Second-in-command at L&I reassigned, pending investigation
The Nutter administration reassigned the second-in-command at the city's Department of Licenses & Inspections Friday, while the city investigates his oversight of tough new demolition regulations imposed after the Center City building collapse that killed six people in 2013.
The Nutter administration reassigned the second-in-command at the Department of Licenses & Inspections Friday, while the city investigates his oversight of tough new demolition regulations imposed after the Center City building collapse that killed six people in 2013.
Scott Mulderig, the department's director of Emergency Services - a unit that deals with demolitions, building collapses, fires, and other matters - has been reassigned pending the outcome of an investigation, city officials said Friday.
The reassignment came after The Inquirer questioned city officials about building demolitions that occurred on Mulderig's watch.
Mulderig, 49, is a top aide and confidant to L&I Commissioner Carlton Williams. He is paid $90,000 annually.
It's unclear what his new duties will be. Efforts to reach Mulderig were unsuccessful Friday night.

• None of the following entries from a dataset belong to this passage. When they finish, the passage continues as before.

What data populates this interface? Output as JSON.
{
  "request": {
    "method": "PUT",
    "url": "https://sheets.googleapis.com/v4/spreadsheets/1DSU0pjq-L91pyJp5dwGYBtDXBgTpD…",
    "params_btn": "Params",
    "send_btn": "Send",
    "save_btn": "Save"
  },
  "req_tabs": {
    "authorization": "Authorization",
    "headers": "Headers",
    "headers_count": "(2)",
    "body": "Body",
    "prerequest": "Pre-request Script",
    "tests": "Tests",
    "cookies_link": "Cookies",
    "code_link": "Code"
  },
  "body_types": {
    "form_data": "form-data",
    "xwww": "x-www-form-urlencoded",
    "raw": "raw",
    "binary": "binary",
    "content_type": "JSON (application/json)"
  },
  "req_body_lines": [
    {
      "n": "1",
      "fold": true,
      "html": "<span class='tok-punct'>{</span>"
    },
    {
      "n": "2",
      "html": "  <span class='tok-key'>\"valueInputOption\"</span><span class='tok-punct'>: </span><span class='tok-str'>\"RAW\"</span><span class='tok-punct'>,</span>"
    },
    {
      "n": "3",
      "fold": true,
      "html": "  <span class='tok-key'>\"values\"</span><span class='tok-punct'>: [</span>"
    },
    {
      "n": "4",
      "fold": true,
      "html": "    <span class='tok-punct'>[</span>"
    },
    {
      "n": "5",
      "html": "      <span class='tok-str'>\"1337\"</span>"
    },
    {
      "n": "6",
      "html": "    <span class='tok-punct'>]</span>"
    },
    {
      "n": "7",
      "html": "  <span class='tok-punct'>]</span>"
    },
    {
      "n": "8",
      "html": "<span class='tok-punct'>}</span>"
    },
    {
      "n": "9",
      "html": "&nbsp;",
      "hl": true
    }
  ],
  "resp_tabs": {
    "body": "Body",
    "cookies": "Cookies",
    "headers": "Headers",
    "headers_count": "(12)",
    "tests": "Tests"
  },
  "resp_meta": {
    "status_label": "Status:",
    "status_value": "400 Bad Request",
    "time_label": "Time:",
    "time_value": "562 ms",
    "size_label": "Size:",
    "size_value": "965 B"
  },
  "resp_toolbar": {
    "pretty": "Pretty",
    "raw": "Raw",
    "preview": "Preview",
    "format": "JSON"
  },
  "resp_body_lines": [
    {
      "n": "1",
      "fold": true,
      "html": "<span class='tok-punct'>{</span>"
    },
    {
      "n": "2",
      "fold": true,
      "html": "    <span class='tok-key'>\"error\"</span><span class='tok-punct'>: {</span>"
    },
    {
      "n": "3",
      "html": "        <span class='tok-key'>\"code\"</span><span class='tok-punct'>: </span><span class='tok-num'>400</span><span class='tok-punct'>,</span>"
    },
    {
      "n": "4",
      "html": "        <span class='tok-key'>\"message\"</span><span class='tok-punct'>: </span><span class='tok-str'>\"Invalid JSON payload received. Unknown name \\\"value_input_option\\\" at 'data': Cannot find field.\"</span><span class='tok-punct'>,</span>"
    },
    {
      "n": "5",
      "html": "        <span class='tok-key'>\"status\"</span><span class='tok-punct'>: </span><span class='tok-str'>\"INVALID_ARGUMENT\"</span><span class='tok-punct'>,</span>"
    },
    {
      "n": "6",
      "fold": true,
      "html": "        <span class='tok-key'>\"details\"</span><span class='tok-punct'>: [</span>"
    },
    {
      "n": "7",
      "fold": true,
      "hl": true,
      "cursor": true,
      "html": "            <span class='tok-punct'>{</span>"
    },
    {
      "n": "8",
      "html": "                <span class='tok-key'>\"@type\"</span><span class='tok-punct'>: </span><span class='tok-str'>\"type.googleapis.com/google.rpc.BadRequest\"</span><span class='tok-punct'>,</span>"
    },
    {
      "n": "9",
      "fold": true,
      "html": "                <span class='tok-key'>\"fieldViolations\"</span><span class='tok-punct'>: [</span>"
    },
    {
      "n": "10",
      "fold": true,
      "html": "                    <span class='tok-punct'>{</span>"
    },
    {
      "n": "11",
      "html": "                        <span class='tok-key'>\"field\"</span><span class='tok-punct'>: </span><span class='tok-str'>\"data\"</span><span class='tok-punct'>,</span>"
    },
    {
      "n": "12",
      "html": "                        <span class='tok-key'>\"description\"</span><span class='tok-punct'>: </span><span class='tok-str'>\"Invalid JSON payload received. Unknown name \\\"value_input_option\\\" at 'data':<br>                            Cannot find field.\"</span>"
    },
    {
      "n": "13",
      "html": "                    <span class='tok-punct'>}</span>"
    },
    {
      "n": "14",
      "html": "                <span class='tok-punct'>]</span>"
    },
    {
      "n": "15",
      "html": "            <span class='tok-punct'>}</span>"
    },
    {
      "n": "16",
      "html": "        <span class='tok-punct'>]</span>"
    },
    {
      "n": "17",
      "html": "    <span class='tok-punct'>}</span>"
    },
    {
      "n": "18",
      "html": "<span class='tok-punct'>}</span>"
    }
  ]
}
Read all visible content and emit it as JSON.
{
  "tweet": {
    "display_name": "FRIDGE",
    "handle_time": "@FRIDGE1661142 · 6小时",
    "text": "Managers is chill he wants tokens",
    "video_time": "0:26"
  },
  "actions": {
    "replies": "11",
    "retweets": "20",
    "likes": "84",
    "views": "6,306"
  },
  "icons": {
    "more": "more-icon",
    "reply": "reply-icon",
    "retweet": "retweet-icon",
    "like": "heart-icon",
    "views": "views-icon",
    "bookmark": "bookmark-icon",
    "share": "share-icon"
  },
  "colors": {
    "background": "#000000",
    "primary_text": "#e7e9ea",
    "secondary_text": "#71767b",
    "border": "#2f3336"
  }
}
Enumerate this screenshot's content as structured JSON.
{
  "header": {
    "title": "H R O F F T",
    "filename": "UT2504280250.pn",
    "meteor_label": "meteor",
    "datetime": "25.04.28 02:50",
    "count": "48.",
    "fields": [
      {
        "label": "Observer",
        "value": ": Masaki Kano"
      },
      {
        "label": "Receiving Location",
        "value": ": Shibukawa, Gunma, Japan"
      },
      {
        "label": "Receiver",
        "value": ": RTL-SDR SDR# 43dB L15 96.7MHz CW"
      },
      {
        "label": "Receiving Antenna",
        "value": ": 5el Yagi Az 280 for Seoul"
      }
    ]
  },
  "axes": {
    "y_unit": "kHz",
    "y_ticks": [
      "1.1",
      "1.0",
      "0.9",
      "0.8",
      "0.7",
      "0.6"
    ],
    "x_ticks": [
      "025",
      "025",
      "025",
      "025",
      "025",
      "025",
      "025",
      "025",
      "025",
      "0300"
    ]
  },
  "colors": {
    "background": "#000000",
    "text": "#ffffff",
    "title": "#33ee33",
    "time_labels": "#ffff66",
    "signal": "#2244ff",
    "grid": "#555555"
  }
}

In response to the deadly building collapse, city rules governing construction and demolition work have been strengthened, and investigations of such work are required to be performed more frequently. The Inquirer's questions to the city focused in part on compliance with those new rules.
Mulderig's reassignment, disclosed in an e-mail to the newspaper, came as officials said the information the newspaper had provided in questions to the city called for "further investigation" and that they had referred the matter to the Inspector General's Office.
The outcome of that investigation will bear on Mulderig's reassignment, they said.
Also Friday, Williams sent a memo to L&I staff that said, in part, that the newspaper's work "will impact our department in a very serious manner."
He continued: "I have responded to the inquiry with facts that have been made available to me thus far."
Williams told his staff that the agency would investigate.